Notes on Chapter 1, The Road to Reality, by Roger Penrose.
(Introduction)Thales of Miletus:
Many sites on the web attribute all kinds of achievements to Thales — for example, that he considered the earth to be a sphere — but this great article combs primary sources, and notes:
There is a difficulty in writing about Thales and others from a similar period. Although there are numerous references to Thales which would enable us to reconstruct quite a number of details, the sources must be treated with care since it was the habit of the time to credit famous men with discoveries they did not make. Partly this was as a result of the legendary status that men like Thales achieved, and partly it was the result of scientists with relatively little history behind their subjects trying to increase the status of their topic with giving it an historical background.

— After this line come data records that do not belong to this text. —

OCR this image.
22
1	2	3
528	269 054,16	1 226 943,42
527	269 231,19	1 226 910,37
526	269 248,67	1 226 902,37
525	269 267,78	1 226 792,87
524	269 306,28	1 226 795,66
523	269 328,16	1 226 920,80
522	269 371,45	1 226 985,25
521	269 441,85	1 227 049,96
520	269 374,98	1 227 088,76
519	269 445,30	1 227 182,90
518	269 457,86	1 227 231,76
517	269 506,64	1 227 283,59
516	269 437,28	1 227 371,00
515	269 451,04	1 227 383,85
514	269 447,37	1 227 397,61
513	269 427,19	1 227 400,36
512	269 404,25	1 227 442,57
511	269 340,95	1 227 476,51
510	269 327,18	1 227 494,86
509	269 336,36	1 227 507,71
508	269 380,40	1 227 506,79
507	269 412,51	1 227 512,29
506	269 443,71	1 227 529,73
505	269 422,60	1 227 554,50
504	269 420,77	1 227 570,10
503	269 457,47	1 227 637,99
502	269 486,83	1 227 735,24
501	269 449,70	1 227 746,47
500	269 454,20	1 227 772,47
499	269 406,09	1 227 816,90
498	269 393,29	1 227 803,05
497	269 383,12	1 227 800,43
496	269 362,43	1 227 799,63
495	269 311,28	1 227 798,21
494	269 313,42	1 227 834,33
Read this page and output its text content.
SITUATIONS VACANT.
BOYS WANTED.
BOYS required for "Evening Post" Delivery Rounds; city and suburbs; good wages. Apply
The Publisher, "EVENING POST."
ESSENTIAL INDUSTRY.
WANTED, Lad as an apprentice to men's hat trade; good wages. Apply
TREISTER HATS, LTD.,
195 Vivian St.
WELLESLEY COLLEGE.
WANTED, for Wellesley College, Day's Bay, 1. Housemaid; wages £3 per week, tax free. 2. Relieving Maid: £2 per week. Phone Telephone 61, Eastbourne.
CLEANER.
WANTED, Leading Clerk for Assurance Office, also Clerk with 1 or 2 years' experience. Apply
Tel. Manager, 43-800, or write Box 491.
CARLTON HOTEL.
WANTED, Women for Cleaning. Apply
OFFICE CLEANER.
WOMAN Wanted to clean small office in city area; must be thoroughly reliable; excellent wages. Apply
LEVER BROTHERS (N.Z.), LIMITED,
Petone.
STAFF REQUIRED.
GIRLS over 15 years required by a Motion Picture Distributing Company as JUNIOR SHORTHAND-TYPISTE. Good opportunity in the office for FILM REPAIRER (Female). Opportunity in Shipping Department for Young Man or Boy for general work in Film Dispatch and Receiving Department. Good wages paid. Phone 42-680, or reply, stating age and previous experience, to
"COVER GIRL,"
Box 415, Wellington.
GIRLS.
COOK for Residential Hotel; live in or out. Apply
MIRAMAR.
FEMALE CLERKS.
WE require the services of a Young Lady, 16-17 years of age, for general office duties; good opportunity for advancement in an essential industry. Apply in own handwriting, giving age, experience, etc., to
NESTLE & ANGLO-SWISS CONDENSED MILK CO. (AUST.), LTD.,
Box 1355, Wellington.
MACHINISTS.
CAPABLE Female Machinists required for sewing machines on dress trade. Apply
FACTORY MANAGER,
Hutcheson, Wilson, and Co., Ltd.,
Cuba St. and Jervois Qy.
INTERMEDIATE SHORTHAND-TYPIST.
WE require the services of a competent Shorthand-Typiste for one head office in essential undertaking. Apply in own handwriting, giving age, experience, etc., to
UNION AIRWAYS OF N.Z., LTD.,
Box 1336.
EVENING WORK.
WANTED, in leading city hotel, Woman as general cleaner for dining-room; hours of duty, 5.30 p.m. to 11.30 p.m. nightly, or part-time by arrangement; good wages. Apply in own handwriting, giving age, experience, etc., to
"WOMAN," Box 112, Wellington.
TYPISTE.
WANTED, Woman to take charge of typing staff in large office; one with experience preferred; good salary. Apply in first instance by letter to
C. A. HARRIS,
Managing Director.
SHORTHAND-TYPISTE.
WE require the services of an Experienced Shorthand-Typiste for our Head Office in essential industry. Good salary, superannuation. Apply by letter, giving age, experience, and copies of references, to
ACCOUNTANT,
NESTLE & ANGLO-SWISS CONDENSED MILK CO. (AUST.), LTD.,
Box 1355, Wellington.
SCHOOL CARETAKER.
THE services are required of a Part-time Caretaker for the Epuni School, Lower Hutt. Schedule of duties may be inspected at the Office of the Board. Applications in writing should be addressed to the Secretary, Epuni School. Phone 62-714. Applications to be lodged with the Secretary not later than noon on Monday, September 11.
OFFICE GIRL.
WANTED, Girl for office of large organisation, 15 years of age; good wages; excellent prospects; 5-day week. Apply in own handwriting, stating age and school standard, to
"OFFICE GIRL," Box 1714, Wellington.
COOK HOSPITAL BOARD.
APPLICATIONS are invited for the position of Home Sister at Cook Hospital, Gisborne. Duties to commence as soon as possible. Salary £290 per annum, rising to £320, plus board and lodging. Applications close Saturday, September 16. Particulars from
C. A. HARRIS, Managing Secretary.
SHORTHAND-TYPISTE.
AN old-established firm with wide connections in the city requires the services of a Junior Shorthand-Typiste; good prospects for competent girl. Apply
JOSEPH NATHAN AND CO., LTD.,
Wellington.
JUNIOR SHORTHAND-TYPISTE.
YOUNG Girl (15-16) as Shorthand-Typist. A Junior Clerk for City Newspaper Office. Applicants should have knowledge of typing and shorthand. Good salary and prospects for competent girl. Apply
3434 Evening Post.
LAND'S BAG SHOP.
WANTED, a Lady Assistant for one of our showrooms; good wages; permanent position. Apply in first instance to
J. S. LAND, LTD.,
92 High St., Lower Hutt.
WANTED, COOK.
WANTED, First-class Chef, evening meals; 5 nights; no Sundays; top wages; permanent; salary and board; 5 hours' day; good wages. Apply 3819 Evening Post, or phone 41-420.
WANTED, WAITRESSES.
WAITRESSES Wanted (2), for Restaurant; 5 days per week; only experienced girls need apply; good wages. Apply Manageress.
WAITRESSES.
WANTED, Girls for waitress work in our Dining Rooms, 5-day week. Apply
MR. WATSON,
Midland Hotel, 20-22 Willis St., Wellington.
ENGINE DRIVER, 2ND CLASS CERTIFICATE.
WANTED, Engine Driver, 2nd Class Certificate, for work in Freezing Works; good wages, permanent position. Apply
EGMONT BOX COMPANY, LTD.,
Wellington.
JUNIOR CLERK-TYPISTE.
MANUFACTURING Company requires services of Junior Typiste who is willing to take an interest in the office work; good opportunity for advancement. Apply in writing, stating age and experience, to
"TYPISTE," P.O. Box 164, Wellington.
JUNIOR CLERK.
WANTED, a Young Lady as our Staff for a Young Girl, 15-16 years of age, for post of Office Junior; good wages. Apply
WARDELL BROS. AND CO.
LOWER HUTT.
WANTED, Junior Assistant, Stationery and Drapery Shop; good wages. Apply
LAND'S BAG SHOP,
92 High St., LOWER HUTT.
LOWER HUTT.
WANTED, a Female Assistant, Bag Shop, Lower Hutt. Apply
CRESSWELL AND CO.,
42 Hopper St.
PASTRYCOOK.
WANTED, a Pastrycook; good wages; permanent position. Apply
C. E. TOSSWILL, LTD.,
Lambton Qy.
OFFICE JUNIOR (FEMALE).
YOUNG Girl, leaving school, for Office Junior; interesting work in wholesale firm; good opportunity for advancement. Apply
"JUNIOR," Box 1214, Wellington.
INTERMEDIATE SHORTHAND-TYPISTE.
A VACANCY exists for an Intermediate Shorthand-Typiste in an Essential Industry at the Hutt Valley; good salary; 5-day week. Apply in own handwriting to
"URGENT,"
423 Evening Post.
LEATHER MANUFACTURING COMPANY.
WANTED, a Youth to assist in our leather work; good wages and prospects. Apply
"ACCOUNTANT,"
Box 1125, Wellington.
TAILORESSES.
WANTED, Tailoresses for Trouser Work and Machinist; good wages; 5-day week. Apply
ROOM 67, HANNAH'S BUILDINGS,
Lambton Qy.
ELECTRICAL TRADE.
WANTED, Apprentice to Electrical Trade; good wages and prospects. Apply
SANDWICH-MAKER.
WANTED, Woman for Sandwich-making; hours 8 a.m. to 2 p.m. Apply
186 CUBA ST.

Roger Penrose doesn’t quite say that Thales invented the mathematical proof, so he’s off the hook. Thales is the first recorded person to replace existing supernatural explanations for events with natural ones, though: He proposed earthquakes happen because the earth floats on water, rather than because there exist angry gods. Thus began the long retreat of mysticism and religion as authorities for exposition. (A shorter biography of Thales.)
Pythagoras of Samos:
Another great article by J J O’Connor and E F Robertson, this time about Pythagoras. They quote Aristotle:
The Pythagorean … having been brought up in the study of mathematics, thought that things are numbers … and that the whole cosmos is a scale and a number.
Now that theoretical approaches which see the universe as a giant quantum calculating machine are in the ascendant, it may turn out that humanity’s very first naturalist guess was a remarkably good one.
Mathematical Platonism:
Penrose has argued previously, notably in Shadows of the Mind, in favor of mathematical platonism — the view that mathematical notions (numbers, primeness, the Mandelbrot set) have an existence that is independent both of the physical world and of our mental world. This is not a controversial view for mathematicians; almost all are mathematical platonists, first and foremost intuitively. But what does mathematical platonism mean to Penrose?
It may be helpful if I put the case for the actual existence of the platonic world in a different form. What I mean by this ‘existence’ is really just the objectivity of mathematical truth.
Penrose illustrates all this with an earlier image from Shadows: He sees each of these three worlds as emanating from an other, to produce an Escher-like paradox. In it, our mental states are represented by a subset of states in the physical world, the physical world is controlled by a subset of mathematical notions, and we use a subset of our mental world to grasp these mathematical conceptsFor Road, he further modifies his illustration to address the possibility that 1) not all of the mind is represented by a physical state, leaving room for a soul, 2) there exist true mathematical notions that are not accessible to our reason, and 3) that there are physical processes that lie outside the realm of mathematical control..
It’s a snug diagram. My main reservation is that the link drawn from the mental world to the mathematical notions it can grasp is not “generative,” like the other two links. We can perceive mathematical notions, but this perception does not generate them in a way that is analogous to how physical states can generate mental processes — mathematical notions are not dependent upon our perception for their existence, at least not if you are a mathematical platonist.
My own prejudices tend towards the physical world merely being a “concretized” rendition of the mathematical world, rather than separate from it. I suspect that at the most basic level, physical reality is exactly defined by fundamental mathematical processes, and the universe really is constructed from such “platonic shapes”. Penrose seems to be saying something similar, though he also appears embarrassed by this early outbreak of metaphysical supposing in his first chapter, and so heads off into 360 pages of mathematics, starting with chapter two.